La Nouvelle-Orléans, « ground zero » de tous les dangers climatiques

Si la montée des eaux due au changement climatique se poursuit, la capitale économique de la Louisiane ne résistera pas. Les autorités de l’État ont mis sur pied un plan de 50 milliards de dollars sur cinquante ans pour tenter de sauver la région.
Nombreux sont les Américains à n’être pas convaincus de la responsabilité humaine dans le réchauffement climatique.
Nombreux sont les Américains à n’être pas convaincus de la responsabilité humaine dans le réchauffement climatique. (Crédits : Reuters)

Assis sous leur porche, Janet et Willie Picket savourent la douceur de l'hiver à La Nouvelle-Orléans. « Nous resterons ici le temps que cela durera... », déclarent-ils sobrement. Leur petite maison en bois, tout en longueur, dans le quartier de Mid-City, porte encore la marque des inondations monstres qui ont suivi le passage de l'ouragan Katrina, à la fin août 2005. Noyées sous plus de 2,50 mètres d'eau, les parois du canal de la 17e Rue, dans le nord-ouest de la ville, s'étaient rompues sous la pression, libérant des flots de liquide sombre et boueux. Il a fallu nettoyer, assainir, reconstruire, surélever. Et, surtout, se préparer à la suite.

Car les spécialistes considèrent aujourd'hui La NouvelleOrléans, capitale économique de la Louisiane, comme le ground zero du changement climatique, sorte d'épicentre de la crise. Si rien n'est fait pour en déjouer les effets, cette ville de 400 .000 habitants sera la première métropole américaine à être engloutie. La municipalité et la Louisiane dans son ensemble tentent de réagir.

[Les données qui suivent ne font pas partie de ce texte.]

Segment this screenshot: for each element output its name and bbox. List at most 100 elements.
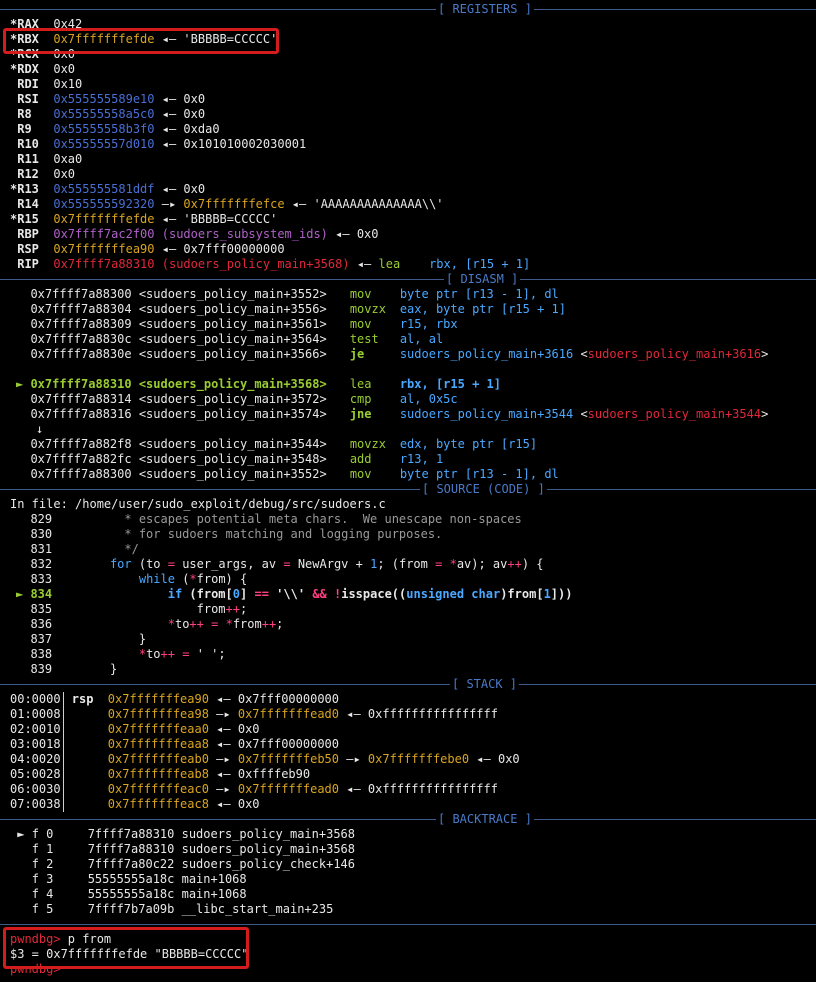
disasm-address: 0x7ffff7a8830c: [30, 332, 139, 346]
source-marker: ►: [16, 587, 31, 601]
disasm-marker: [16, 287, 30, 301]
stack-offset: 05:0028: [10, 767, 68, 781]
register-row: RIP 0x7ffff7a88310 (sudoers_policy_main+…: [10, 257, 816, 272]
backtrace-frame: f 4 55555555a18c main+1068: [10, 887, 816, 902]
stack-value: ◂—: [208, 767, 238, 781]
disasm-address: 0x7ffff7a88300: [30, 467, 139, 481]
disasm-mnemonic: movzx: [349, 302, 386, 316]
source-code: * escapes potential meta chars. We unesc…: [52, 512, 521, 526]
arrow: ◂—: [154, 122, 184, 136]
stack-row: 06:0030 0x7fffffffeac0 —▸ 0x7fffffffead0…: [10, 782, 816, 797]
register-address: 0x7ffff7ac2f00: [53, 227, 155, 241]
source-code: *to++ = *from++;: [52, 617, 284, 631]
disasm-mnemonic: mov: [349, 467, 372, 481]
stack-address: 0x7fffffffea98: [107, 707, 209, 721]
backtrace-frame: ► f 0 7ffff7a88310 sudoers_policy_main+35…: [10, 827, 816, 842]
stack-separator: [63, 692, 64, 812]
code-token: '\\': [276, 587, 306, 601]
stack-offset: 02:0010: [10, 722, 68, 736]
register-row: R12 0x0: [10, 167, 816, 182]
register-row: R9 0x55555558b3f0 ◂— 0xda0: [10, 122, 816, 137]
register-name: *R15: [10, 212, 54, 226]
register-name: *RDX: [10, 62, 54, 76]
register-name: R12: [10, 167, 54, 181]
code-token: ++: [189, 617, 204, 631]
disasm-mnemonic: je: [349, 347, 365, 361]
stack-register: [72, 797, 108, 812]
code-token: isspace((: [341, 587, 407, 601]
disasm-row: 0x7ffff7a882f8 <sudoers_policy_main+3544…: [16, 437, 816, 452]
source-marker: [16, 542, 30, 556]
disasm-location: <sudoers_policy_main+3556>: [138, 302, 327, 316]
register-value: 0x0: [53, 62, 76, 76]
arrow: ◂—: [154, 212, 184, 226]
code-token: )from: [500, 587, 537, 601]
header-rule: [0, 9, 816, 10]
register-value: 0x0: [53, 167, 76, 181]
code-token: ' ': [196, 647, 219, 661]
source-code: from++;: [52, 602, 248, 616]
disasm-target: sudoers_policy_main+3544: [587, 407, 762, 421]
disasm-target: sudoers_policy_main+3616: [587, 347, 762, 361]
code-token: }: [52, 632, 147, 646]
code-token: *: [167, 617, 175, 631]
disasm-location: <sudoers_policy_main+3574>: [138, 407, 327, 421]
register-row: RSP 0x7fffffffea90 ◂— 0x7fff00000000: [10, 242, 816, 257]
disasm-address: 0x7ffff7a88316: [30, 407, 139, 421]
register-row: R8 0x55555558a5c0 ◂— 0x0: [10, 107, 816, 122]
stack-register: [72, 782, 108, 797]
code-comment: */: [52, 542, 139, 556]
backtrace-address: 7ffff7a88310: [87, 827, 182, 841]
stack-value: —▸: [339, 752, 368, 766]
register-name: R10: [10, 137, 54, 151]
backtrace-header: [ BACKTRACE ]: [0, 812, 816, 827]
code-token: ;: [218, 647, 226, 661]
stack-value: 0xffffeb90: [237, 767, 311, 781]
stack-register: rsp: [71, 692, 108, 706]
backtrace-symbol: sudoers_policy_check+146: [181, 857, 355, 871]
disasm-marker: [16, 332, 30, 346]
stack-register: [72, 722, 108, 737]
header-rule: [0, 489, 816, 490]
backtrace-frame-number: f 3: [31, 872, 54, 886]
stack-register: [72, 767, 108, 782]
stack-row: 02:0010 0x7fffffffeaa0 ◂— 0x0: [10, 722, 816, 737]
stack-register: [72, 707, 108, 722]
register-address-2: 0x7fffffffefce: [183, 197, 285, 211]
disasm-mnemonic: add: [349, 452, 372, 466]
backtrace-symbol: main+1068: [181, 872, 247, 886]
backtrace-frame: f 5 7ffff7b7a09b __libc_start_main+235: [10, 902, 816, 917]
code-token: av); av: [456, 557, 508, 571]
disasm-operands: byte ptr [r13 - 1], dl: [399, 467, 559, 481]
stack-value: ◂—: [208, 737, 238, 751]
backtrace-symbol: main+1068: [181, 887, 247, 901]
stack-value: 0x0: [237, 797, 260, 811]
code-token: while: [138, 572, 175, 586]
disasm-operands: sudoers_policy_main+3544: [399, 407, 574, 421]
code-bracket: ]: [550, 587, 559, 601]
disasm-row: 0x7ffff7a88309 <sudoers_policy_main+3561…: [16, 317, 816, 332]
code-token: =: [283, 557, 291, 571]
register-value: 0x0: [183, 182, 206, 196]
register-address: 0x555555592320: [53, 197, 155, 211]
backtrace-symbol: sudoers_policy_main+3568: [181, 842, 355, 856]
disasm-operands: eax, byte ptr [r15 + 1]: [399, 302, 566, 316]
down-arrow-icon: ↓: [36, 422, 44, 436]
register-string: 'AAAAAAAAAAAAAA\\': [313, 197, 444, 211]
source-marker: [16, 557, 30, 571]
backtrace-address: 7ffff7a88310: [87, 842, 182, 856]
disasm-mnemonic: lea: [349, 377, 372, 391]
disasm-row: 0x7ffff7a8830e <sudoers_policy_main+3566…: [16, 347, 816, 362]
stack-value: ◂—: [208, 692, 238, 706]
code-token: from) {: [196, 572, 248, 586]
code-bracket: [: [225, 587, 233, 601]
code-token: ++: [261, 617, 277, 631]
register-string: 'BBBBB=CCCCC': [183, 212, 278, 226]
source-marker: [16, 647, 30, 661]
source-line-number: 838: [30, 647, 53, 661]
register-value: 0x0: [356, 227, 379, 241]
stack-value: 0x7fffffffead0: [237, 707, 340, 721]
source-line: 830 * for sudoers matching and logging p…: [16, 527, 816, 542]
disasm-target-close: >: [761, 407, 769, 421]
disasm-location: <sudoers_policy_main+3566>: [138, 347, 327, 361]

La situation est critique. Selon une étude publiée par la Société américaine de géologie, la Louisiane et ses zones humides perdent l'équivalent d'un terrain de football toutes les heures... Non seulement le niveau de la mer monte en raison du réchauffement climatique -  en Louisiane, il progresse, selon les estimations, de 1 centimètre par an, contre 3 à 4 millimètres en moyenne dans le reste du monde -, mais en plus ce dérèglement induit des ouragans plus fréquents et plus violents, de même que des précipitations plus fortes, le tout érodant un peu plus les terres friables.

En outre, le sol de toute la région, des marécages, s'enfonce inexorablement. Un phénomène naturel accentué par l'exploitation pétrolière. Les majors, qui extraient l'or noir de puits offshore très profonds, ont creusé ou agrandi des canaux pour faire passer leurs barges et leurs pipelines, endommageant la végétation des marécages, qui bloquait auparavant l'entrée des eaux salées du golfe et protégeait un écosystème très fragile. « Et le Mississippi apporte moins de sédiments dans le delta en raison des barrages en amont », ajoute Alex Kolker.

Ce professeur au Louisiana Universities Marine Consortium, basé à Chauvin, sur la côte louisianaise, a conseillé les élus de l'État, qui ont adopté à l'unanimité, en 2007, un premier plan pour la sauvegarde de la région côtière, dans le sillage de Katrina. Un cadre général sur cinquante ans, actualisé périodiquement (notamment en 2017) et assorti d'une enveloppe totale de 50 milliards de dollars, visant à restaurer les marais côtiers et à réduire les risques d'inondations, notamment grâce à la construction de digues et de barrières naturelles en mer. Plusieurs murs de sable ont déjà été érigés dans le golfe. À La Nouvelle-Orléans, les digues ont été réparées et renforcées. Par ailleurs, le cabinet d'architectes Waggonner & Ball s'est inspiré de l'expérience des Pays-Bas pour imaginer un plan de gestion des eaux à base de drainage.

La Nouvelle-Orléans sous les eaux après Katrina, le 31 août 2005. En Louisiane, le niveau de la mer monte de 1 cm par an contre 3 à 4 mm en moyenne dans le reste du monde.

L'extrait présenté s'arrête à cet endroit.